Today, we find that whales and elephants have more in common than just size. The University of Houston's College of Engineering presents this series about the machines that make our civilization run, and the people whose ingenuity created them.
We humans, you and I, are members of one of the larger animal species. Maybe a look at the largest species, at elephants and sperm whales, would tell us something about ourselves.
Whales and elephants have the largest brains of any creature. (By the way, large brains don't necessarily go with large body sizes. Dinosaurs had much smaller brains than whales or elephants. So too does the huge rhinoceros.) A recent article in the American Scientist magazine tells us that whale and elephant behavior is not only complex, it's also alike in both species. Here's a quote:
... the females [of either species] live in highly social family units that rely on well-developed communication ... the much larger males live separate, more solitary lives, roving between female groups during the breeding season ... delaying breeding until they are large and dominant.

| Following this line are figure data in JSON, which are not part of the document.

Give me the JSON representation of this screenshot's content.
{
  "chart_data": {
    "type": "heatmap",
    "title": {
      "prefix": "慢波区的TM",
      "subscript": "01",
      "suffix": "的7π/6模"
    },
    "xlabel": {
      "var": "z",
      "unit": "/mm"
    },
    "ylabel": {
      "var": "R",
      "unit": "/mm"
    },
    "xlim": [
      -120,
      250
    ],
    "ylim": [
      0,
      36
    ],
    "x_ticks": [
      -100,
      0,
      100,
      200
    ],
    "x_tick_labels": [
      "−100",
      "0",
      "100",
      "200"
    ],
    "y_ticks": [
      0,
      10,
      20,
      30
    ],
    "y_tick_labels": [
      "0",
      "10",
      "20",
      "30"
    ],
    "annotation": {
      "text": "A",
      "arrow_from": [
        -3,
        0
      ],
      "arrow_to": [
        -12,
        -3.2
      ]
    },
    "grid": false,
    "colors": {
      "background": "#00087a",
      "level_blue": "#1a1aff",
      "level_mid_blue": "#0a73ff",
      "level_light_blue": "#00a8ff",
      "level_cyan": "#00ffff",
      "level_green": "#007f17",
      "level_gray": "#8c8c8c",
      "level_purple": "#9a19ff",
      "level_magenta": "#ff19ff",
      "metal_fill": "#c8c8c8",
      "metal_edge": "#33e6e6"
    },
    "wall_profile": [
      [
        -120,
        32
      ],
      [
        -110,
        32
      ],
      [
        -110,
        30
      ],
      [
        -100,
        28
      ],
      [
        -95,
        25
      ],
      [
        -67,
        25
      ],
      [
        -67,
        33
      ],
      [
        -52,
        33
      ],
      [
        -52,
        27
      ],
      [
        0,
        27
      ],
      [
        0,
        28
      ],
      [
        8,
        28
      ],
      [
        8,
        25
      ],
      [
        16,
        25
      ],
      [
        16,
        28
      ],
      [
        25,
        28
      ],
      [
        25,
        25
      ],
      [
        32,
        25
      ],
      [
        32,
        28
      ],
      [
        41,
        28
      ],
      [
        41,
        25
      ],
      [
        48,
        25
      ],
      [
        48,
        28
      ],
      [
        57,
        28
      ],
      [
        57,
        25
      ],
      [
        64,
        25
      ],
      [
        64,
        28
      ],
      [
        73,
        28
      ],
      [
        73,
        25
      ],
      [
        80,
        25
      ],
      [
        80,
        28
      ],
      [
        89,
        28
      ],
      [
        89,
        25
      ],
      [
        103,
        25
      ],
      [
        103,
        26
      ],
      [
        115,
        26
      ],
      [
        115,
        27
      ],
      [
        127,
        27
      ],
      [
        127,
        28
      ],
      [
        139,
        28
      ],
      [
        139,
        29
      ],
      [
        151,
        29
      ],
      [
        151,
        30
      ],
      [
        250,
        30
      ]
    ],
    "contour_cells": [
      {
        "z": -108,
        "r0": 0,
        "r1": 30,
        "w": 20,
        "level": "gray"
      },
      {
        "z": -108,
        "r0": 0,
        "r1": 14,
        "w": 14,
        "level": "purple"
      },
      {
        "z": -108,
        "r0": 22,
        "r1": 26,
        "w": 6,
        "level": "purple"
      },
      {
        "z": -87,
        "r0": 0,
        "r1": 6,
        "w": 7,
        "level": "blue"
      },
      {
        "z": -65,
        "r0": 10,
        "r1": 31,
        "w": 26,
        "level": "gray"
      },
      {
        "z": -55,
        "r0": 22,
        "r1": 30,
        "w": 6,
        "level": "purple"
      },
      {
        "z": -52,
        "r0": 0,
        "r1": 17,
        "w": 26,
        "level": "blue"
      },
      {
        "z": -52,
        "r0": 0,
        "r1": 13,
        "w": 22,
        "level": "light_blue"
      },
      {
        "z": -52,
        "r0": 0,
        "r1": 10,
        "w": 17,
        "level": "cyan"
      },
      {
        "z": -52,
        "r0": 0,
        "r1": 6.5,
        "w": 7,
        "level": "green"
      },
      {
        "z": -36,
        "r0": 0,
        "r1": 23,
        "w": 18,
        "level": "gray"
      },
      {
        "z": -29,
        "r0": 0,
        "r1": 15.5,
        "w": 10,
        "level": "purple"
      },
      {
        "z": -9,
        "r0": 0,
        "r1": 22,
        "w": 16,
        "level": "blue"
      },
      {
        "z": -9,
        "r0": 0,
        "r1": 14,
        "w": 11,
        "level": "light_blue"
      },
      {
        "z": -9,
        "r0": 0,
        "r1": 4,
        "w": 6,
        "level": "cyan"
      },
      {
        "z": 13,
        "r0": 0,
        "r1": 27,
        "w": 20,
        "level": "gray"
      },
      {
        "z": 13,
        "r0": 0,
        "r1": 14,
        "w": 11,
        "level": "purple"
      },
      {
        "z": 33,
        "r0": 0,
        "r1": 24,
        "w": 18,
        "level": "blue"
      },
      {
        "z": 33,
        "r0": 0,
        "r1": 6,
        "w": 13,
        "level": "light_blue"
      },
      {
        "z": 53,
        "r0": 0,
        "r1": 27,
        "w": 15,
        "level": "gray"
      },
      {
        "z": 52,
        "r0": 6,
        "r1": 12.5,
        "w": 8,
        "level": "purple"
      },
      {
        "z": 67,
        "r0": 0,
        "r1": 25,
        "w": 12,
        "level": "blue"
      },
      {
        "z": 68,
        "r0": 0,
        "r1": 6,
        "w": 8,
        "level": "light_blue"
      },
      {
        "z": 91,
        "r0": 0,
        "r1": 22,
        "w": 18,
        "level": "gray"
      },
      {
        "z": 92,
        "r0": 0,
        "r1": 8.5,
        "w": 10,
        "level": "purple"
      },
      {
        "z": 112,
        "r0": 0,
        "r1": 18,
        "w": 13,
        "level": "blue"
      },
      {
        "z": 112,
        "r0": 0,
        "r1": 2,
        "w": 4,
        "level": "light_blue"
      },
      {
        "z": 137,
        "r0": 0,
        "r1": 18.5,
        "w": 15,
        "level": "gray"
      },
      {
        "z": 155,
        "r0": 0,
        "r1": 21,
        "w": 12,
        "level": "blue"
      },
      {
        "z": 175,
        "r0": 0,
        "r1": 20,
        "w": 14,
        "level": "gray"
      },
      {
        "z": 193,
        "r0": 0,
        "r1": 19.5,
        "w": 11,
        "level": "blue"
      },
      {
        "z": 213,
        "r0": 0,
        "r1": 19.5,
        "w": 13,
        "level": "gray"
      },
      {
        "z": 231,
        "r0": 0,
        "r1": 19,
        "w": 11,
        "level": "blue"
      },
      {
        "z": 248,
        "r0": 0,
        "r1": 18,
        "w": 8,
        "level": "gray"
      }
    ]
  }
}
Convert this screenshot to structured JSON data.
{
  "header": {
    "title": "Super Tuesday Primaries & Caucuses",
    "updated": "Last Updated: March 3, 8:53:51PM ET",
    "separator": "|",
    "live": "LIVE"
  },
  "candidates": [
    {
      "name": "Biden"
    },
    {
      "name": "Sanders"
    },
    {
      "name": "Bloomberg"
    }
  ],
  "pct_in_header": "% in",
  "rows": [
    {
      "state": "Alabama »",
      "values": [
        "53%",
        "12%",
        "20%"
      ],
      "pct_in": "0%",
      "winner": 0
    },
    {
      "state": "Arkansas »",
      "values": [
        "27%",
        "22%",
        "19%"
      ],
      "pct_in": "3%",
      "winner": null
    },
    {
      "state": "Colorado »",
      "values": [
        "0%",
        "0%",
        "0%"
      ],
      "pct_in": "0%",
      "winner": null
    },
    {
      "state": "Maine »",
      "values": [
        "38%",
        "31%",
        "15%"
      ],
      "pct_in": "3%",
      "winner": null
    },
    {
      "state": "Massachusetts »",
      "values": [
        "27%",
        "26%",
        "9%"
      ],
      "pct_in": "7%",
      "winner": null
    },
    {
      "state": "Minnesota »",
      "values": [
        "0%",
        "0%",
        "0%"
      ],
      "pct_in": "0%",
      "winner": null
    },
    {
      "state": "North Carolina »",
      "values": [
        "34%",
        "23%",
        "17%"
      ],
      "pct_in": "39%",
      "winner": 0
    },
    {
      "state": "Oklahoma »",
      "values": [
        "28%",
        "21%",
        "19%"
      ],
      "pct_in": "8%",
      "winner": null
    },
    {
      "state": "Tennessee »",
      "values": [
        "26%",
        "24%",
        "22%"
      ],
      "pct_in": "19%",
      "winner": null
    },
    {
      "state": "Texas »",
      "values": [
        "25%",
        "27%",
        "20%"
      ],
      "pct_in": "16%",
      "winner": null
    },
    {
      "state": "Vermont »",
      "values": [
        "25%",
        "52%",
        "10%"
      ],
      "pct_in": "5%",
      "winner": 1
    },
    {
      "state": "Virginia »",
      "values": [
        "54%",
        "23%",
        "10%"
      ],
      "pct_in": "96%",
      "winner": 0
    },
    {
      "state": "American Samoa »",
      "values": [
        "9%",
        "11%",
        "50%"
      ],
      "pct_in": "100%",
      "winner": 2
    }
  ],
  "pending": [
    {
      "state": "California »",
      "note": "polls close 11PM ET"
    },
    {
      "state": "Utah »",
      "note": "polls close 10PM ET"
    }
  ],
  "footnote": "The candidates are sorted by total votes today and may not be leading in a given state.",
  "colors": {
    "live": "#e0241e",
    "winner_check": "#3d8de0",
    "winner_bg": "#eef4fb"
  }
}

Yet those matriarchal family groups, as well as the loosely organized bands of males, are marked by physical contact and care for one another. Groups of whales, or of elephants, spend many hours a day together, rubbing up against one another, caressing each other with flippers or with trunks, and quietly talking among themselves.
Conversation among sperm whales takes the form of patterned sets of clicks whose frequencies can vary from 200 to 32,000 Hertz. Elephants use very low frequency sound -- below the threshold of human hearing -- to speak with one another.
There are other human qualities. Both species live to the age of about 60. Both almost certainly remember long-past events. And individuals of both species act heroically to protect other members of their group.
Like humans, whales and elephants are adaptable. Their diets, like ours, are varied and flexible. During the Miocene epoch, various kinds of elephants lived everywhere on Earth except Australia and Antarctica. Sperm whales today range the oceans from Antarctica to Greenland. Now, of course, we gradually hem in whales and elephants as we mindlessly carry out their extermination.
The consequences of that ongoing extermination are huge. Both whales and elephants play large roles in the ecology. We humans don't yet kill quite as many fish as whales do, but we soon will. The problem is, our consumption is new to the ancient balance of nature. It threatens the very existence of whales themselves. And removing whales (or any of the large species) promises vast and unpredictable disruptions of the ecology.
It's a terrifying thought: we're eliminating what are, in ways we don't begin to understand, the most intelligent species on Earth. We might well get away with that killing and still survive. If we do, of course, it'll be in a greatly altered world.
What's heart-breaking is that it'll also be in a world where we never got to know these creatures -- and never had a chance to savor their wisdom.
I'm John Lienhard, at the University of Houston, where we're interested in the way inventive minds work.
Weilgart, L., Whitehead, H., Payne, K., A Colossal Convergence. American Scientist, Vol. 84, May-June, 1996, pp. 278-287.